Schneider ist Internist und Notfallmediziner und wollte sich ursprünglich in Richtung Intensivmedizin weiterbilden. Nach einer Ausbildung zum Schmerzspezialist sei er von Kollegen immer öfter um Rat bei Palliativpatienten gefragt worden. Deshalb absolvierte er selbst noch einen Master in Palliative Care. «Die Akutmedizin liegt mir aber weiterhin am Herzen. Ich habe zwei Seelen in meiner Brust. Die zwei Fachgebiete – Palliativ- und Akutmedizin – profitieren voneinander.» Er leitet die Station zusammen mit Cornelia Dröge, ebenfalls einer Palliativärztin, die ausserdem im Onkologie-Zentrum tätig ist. Sie ist wie Oprandi bereits seit der Planungsphase dabei.

Auf alle Sinne eingehen

Auf der Palliativstation ist es ruhig. «Wir versuchen, jegliche Hektik von unseren Patientinnen und Patienten fernzuhalten», sagt Oprandi. Es sei schon vorgekommen, dass allein dies den Allgemeinzustand einer neu eingetretenen Patientin merklich verbessert habe. In der Palliative Care ist es zudem üblich, interprofessionell zu arbeiten, also auch andere Berufe wie die Sozialarbeiterin, den Physiotherapeuten, die Ernährungsberaterin oder den Seelsorger standardmässig beizuziehen. Hier wendet man zudem die Technik der basalen Stimulation an. Vereinfacht ausgedrückt heisst das, «dass wir auf alle Sinne eingehen», sagt Oprandi. Sie führten eine sogenannte biografische Anamnese durch, in der zum Beispiel nach Lieblingsdüften, Lieblingsfarben oder unbeliebten Sinneseindrücken gefragt werde. Zwar stehen die Wünsche und Ziele des Patienten oder der Patientin im Zentrum. Das Wohl der Angehörigen sei aber ebenfalls Teil der Behandlung, sagt Schneider. «Wenn es ihnen nicht gut geht, können sie auch den Patienten nicht mehr unterstützen.»
«Wir würden gerne auch von ärztlicher Seite ein mobiles Team aufbauen, das die Patienten zu Hause betreut. Hier sind wir noch im Gespräch.» Dominik Schneider

Auf der Palliativstation sterben 35 bis 40 Prozent der Patientinnen und Patienten. Ein Drittel geht wieder nach Hause, ein weiteres Drittel in eine Langzeitpflegeeinrichtung. Eine wichtige Aufgabe des Palliativ-Teams ist es zu regeln, wie es nach dem Austritt weitergeht.

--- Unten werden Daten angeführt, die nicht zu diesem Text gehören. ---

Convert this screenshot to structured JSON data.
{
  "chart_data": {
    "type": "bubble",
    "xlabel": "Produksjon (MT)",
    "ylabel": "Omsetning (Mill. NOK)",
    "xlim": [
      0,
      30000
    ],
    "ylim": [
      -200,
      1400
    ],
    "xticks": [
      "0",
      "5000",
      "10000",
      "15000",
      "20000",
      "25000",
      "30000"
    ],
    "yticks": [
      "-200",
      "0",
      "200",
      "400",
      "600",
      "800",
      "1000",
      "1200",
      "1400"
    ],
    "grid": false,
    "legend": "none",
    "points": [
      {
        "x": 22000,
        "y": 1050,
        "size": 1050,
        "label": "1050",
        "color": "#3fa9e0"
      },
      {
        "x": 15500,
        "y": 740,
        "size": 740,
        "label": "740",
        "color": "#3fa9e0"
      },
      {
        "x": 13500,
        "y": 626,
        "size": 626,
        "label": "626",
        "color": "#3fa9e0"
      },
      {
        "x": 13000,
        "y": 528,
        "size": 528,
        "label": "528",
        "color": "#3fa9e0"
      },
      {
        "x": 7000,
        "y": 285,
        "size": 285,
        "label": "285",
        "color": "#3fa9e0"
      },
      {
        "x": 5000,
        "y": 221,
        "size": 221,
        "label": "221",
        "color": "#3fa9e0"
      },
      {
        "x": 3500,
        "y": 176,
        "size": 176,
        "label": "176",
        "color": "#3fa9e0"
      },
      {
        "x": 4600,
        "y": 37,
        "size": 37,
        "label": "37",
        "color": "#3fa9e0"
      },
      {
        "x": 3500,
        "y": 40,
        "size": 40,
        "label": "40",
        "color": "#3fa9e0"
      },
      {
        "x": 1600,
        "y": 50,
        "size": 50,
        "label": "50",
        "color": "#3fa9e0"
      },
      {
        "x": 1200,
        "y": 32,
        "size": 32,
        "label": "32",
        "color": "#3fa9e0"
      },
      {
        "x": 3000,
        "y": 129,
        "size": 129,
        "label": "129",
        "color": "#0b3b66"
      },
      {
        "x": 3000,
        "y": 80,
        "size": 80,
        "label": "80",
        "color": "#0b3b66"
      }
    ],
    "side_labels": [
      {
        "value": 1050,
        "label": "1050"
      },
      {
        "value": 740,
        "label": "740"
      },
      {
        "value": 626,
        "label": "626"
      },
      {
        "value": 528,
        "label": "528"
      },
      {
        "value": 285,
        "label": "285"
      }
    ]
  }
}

Deshalb pflegt es den Austausch mit anderen Anbietern wie Hospizen, Pflegeheimen, der lokalen und der spezialisierten Spitex. «Wir würden gerne auch von ärztlicher Seite ein mobiles Team aufbauen, das die Patienten zu Hause betreut. Hier sind wir noch im Gespräch», sagt Schneider. Das Palliativteam behält auch ausgetretene Patientinnen und Patienten im Auge. Schliesslich kommt es nicht selten vor, dass sie bei einer erneuten Krise wieder zurückkommen. Beim Austritt erhalten sie jedenfalls eine Visitenkarte mit der Direktnummer der Station. «Diese wird benutzt, wenn zu Hause Probleme auftauchen», sagt Oprandi.

Manchmal möchten Patientinnen und Patienten eine Abkürzung und die Assistenz einer Sterbehilfeorganisation in Anspruch nehmen. Auf der Website des Spitals ist unter Palliative Care vermerkt, dass beim Wunsch nach Suizidbeihilfe eine Beratung und Begleitung zwar möglich sei, der Vollzug im Spital Männedorf jedoch nicht. Im Zusammenhang mit der Zertifizierung habe das Spital eine spitalweite Regelung beschliessen müssen, sagt Schneider. «Das war das Resultat: Man darf den assistierten Suizid nicht bei uns umsetzen. Offen darüber reden muss man aber können. Das ist das Wichtigste.»